Test Classes Don’t Work

Test Classes don’t work as a test structure.

It’s worth clarifying what I mean by the test class. I’m
speaking specifically about the following structure of an test:

  • having a test class, that contains the setup and teardown method for test fixtures
  • putting multiple tests in that class
  • having the execution of a test look something like:
    * run setup
    * execute test
    * run teardown

More or less, something like:

class TestMyStuff:

     def setUp(self):
         self.fixture_one = create_fixture()
         self.fixture_two = create_another_fixture()

     def tearDown(self):
         teardown_fixture(self.fixture_one)
         teardown_fixture(self.fixture_two)

     def test_my_stuff(self):
         result = something(self.fixture_one)
         assert result.is_ok

This pattern is prevalent across testing suites, since they follow the
XUnit pattern of test design.

Why Test Classes are the Norm

Removing the setup and teardown from your test fixtures keep things
clean: it makes sense to remove them from you test body. When looking at code,
you only want to look at context that’s relevant to you, otherwise it’s harder
to identify what should be focused on:

def test_my_stuff():
    fixture = create_fixture()

    try:
        result = something(fixture)
        assert result.is_ok
    finally:
        teardown_fixture(fixture)

So, it makes sense to have setup and teardown methods. A lot of the
time, you’ll have common sets of test fixtures, and you want to share
them without explicitly specifying them every time. Most languages
provide object-oriented programming, which allows state that is
accessible by all methods. Classes are a good vessel to give a test
access to a set of test fixtures.

When You Have a Hammer…

The thing about object oriented programming is, it’s almost always a
single inheritance model, and multiple inheritance gets ugly
quickly. It’s not very easy to compose test classes together. In the
context of test classes, why would you ever want to do that?

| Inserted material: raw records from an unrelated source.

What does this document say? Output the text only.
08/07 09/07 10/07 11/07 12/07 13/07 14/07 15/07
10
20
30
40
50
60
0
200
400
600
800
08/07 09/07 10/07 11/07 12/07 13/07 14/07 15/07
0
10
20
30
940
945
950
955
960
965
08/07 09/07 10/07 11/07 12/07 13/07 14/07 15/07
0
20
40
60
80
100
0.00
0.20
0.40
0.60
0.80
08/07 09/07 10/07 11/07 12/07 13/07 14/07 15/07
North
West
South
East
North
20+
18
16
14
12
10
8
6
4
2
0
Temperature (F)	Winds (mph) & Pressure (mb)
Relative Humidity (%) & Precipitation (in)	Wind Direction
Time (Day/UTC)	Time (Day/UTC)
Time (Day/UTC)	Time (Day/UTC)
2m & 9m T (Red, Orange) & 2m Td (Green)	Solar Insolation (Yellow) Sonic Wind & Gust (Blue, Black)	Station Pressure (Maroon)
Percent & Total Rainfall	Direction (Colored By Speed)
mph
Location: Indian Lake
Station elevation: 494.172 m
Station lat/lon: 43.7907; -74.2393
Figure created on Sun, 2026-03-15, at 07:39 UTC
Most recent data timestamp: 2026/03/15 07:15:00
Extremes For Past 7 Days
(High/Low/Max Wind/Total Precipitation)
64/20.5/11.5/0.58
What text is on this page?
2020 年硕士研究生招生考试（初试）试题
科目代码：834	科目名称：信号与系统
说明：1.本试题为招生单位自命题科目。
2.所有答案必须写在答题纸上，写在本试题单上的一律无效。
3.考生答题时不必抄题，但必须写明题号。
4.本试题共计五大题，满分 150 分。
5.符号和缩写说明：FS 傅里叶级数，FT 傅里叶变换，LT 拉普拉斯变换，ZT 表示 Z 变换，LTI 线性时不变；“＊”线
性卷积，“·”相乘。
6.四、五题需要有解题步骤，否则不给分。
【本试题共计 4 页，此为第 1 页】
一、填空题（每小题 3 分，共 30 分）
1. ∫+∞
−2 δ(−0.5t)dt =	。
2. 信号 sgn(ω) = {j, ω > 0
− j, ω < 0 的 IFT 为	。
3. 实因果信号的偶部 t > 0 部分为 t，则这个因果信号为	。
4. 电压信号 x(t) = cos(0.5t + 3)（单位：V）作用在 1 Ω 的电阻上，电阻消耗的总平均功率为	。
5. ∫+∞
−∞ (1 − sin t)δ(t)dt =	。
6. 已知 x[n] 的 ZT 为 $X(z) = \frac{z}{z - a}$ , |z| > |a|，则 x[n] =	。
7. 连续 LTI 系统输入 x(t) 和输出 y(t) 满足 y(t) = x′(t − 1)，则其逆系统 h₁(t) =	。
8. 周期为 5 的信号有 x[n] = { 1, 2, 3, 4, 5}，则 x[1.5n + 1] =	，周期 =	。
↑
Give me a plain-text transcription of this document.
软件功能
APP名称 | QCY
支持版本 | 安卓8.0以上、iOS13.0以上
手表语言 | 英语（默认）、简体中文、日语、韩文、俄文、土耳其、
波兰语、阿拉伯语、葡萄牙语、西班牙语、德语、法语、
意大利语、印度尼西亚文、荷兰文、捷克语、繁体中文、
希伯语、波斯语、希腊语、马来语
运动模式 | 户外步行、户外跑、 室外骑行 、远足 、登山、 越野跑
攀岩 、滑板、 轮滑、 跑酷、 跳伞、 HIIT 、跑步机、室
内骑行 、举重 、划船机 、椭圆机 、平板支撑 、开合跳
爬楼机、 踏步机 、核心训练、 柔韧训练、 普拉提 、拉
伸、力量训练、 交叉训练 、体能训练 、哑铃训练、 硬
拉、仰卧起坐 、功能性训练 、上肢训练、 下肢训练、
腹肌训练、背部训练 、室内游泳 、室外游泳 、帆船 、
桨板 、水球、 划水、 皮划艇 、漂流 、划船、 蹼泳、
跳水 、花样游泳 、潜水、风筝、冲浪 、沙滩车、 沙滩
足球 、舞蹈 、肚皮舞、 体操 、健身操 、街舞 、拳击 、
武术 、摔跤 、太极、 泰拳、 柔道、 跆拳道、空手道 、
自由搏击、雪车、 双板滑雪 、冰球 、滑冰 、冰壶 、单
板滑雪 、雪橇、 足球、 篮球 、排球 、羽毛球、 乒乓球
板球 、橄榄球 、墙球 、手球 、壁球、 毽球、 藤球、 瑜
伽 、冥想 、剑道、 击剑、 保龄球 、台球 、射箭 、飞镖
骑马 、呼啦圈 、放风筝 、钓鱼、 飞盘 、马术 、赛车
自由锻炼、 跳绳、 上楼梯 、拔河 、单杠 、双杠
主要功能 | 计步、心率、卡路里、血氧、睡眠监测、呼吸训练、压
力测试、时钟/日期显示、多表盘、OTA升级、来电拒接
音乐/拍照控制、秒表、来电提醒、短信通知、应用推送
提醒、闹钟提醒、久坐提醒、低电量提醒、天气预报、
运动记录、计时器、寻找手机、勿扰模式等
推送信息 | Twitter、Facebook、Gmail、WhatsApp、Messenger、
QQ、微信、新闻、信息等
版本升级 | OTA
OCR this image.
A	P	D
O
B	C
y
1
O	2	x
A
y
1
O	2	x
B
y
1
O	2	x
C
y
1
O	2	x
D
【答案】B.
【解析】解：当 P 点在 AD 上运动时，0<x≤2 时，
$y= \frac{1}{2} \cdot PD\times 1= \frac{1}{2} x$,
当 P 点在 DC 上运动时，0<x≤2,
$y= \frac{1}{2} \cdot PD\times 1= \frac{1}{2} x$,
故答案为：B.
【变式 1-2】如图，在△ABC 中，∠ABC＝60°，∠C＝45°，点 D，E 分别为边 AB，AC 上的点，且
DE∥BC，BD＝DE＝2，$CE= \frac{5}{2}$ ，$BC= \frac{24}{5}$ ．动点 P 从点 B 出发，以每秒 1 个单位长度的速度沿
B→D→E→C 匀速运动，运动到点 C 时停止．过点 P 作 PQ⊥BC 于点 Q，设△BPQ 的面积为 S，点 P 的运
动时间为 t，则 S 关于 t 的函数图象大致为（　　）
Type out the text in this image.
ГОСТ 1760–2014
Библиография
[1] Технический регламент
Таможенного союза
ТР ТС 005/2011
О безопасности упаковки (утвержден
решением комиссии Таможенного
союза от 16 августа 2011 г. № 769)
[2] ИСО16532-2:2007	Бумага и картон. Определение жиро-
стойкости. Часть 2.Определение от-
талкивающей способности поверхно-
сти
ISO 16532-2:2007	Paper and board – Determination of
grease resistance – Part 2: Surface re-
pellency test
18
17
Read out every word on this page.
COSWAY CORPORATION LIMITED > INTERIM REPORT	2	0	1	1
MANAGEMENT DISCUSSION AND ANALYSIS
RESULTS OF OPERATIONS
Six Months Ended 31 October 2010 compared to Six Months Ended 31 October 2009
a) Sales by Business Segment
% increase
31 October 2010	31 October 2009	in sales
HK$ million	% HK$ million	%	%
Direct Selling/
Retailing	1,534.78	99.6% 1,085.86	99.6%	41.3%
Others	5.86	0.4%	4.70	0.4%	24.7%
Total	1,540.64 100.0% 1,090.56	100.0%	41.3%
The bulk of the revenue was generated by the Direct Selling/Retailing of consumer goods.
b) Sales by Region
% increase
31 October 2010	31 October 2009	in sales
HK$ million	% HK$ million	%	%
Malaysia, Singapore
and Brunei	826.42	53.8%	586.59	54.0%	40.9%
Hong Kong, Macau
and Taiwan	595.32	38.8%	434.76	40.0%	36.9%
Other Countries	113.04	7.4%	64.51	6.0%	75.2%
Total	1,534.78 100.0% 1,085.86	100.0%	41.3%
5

Test fixtures. Tests depend on a variety of objects, and you don’t
want to have to multiple the setup of the same test fixtures across
multiple classes. Even when you factor it out, it gets messy quick:

class TestA():
    def setUp(self):
        self.fixture_a = create_fixture_a()
        self.fixture_b = create_fixture_b()

    def tearDown(self):
        teardown_fixture(self.fixture_a)
        teardown_fixture(self.fixture_b)

    def test_my_thing(self):
        ...


class TestB():
    def setUp(self):
        self.fixture_b = create_fixture_b()

    def tearDown(self):
        teardown_fixture(self.fixture_b)

    def test_my_other_thing(self):
        ...

class TestB():
    def setUp(self):
        self.fixture_c = create_fixture_b()
        self.fixture_b = create_fixture_c()

    def tearDown(self):
        teardown_fixture(self.fixture_b)

    def test_my_other_other_thing(self):
        ...

At this rate, a test class per test would become necessary, each with
the same code to set up and teardown the exact same fixture.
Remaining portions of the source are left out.